Sorry, It is known issue in .Net Core 3.1 and we get the fix with .Net Core 5.0 only. See #10869
I wonder if it's related to the TypeConverter changes that we ran into before with some of the System.Drawing.Point casts from string?
@vexx32 In the repo is a link to .Net Core 3 code where we can see full list affected Type converters.
@iSazonov so there's no fix currently?
Or do we fix it by installing .net core 5.0 in the running system?
I'm sorry if this is a silly question, I'm very new to Dev
edit: I stand corrected. There's no current Net Core 5.0 available
So I assume there's no fix for this if I'm running PS 7?

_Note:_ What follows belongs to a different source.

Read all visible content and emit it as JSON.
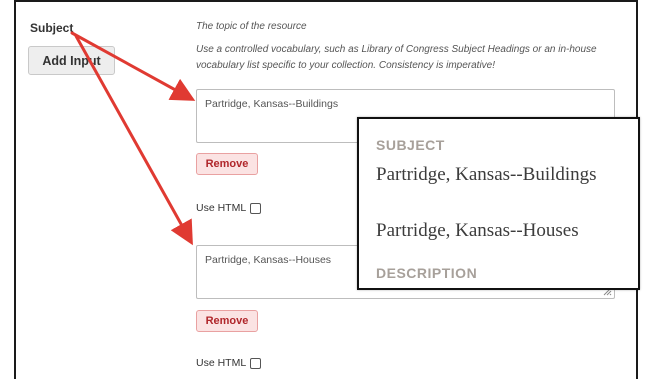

@DanteNahuel While I am working on fix .Net Core team fixed this for 5.0 and I stopped my work.
Yes, we get 5.0 release in October.
I still have no understanding how we could move PS 7.1 to .Net 5.0 since it is not LTS. So MSFT team should make a conclusion about #10869 /cc @SteveL-MSFT
@iSazonov so even if .Net Core 5.0 releases in October, PS 7.1 has yet to use it?
So this could be a long lasting bug?
That's bad...Not having an easy, linear way of using WinForms in new scripts is bad enough, but not having backwards compatibility for this functionality is huge.
PS 7.1 has yet to use it
PS 7.1 will use it, but PS 7 set to the LTS channel won't get that update
@rjmholt so the only workaround is the way I did it?
New-Object System.Drawing.Font("Microsoft Sans Serif",13)
and
?
not having backwards compatibility for this functionality is huge.
Unfortunately type-level APIs like this are out of our control; we rely on .NET's implementation completely.
It may turn out that this is something we can fix in PowerShell, but there are some things that are changed at the fundamental .NET layer.
so the only workaround is the way I did it?
If you're targeting 5.1 I'd recommend:
[System.Drawing.Font]::new("Microsoft Sans Serif", 13)
But the New-Object syntax is compatible with PowerShell 3 and up (compared to 5 and up), so it depends on the versions you're targeting.
Converting scripts to that syntax will work will all PowerShells.
Is there another kind of workaround you're looking for?
@rjmholt No, no, I understand this is completely dependant on .Net's implementation since it's an API call. But it still a big deal.
That workaround works, but the main problem is that the code is inconsistant which makes it a lot harder to read.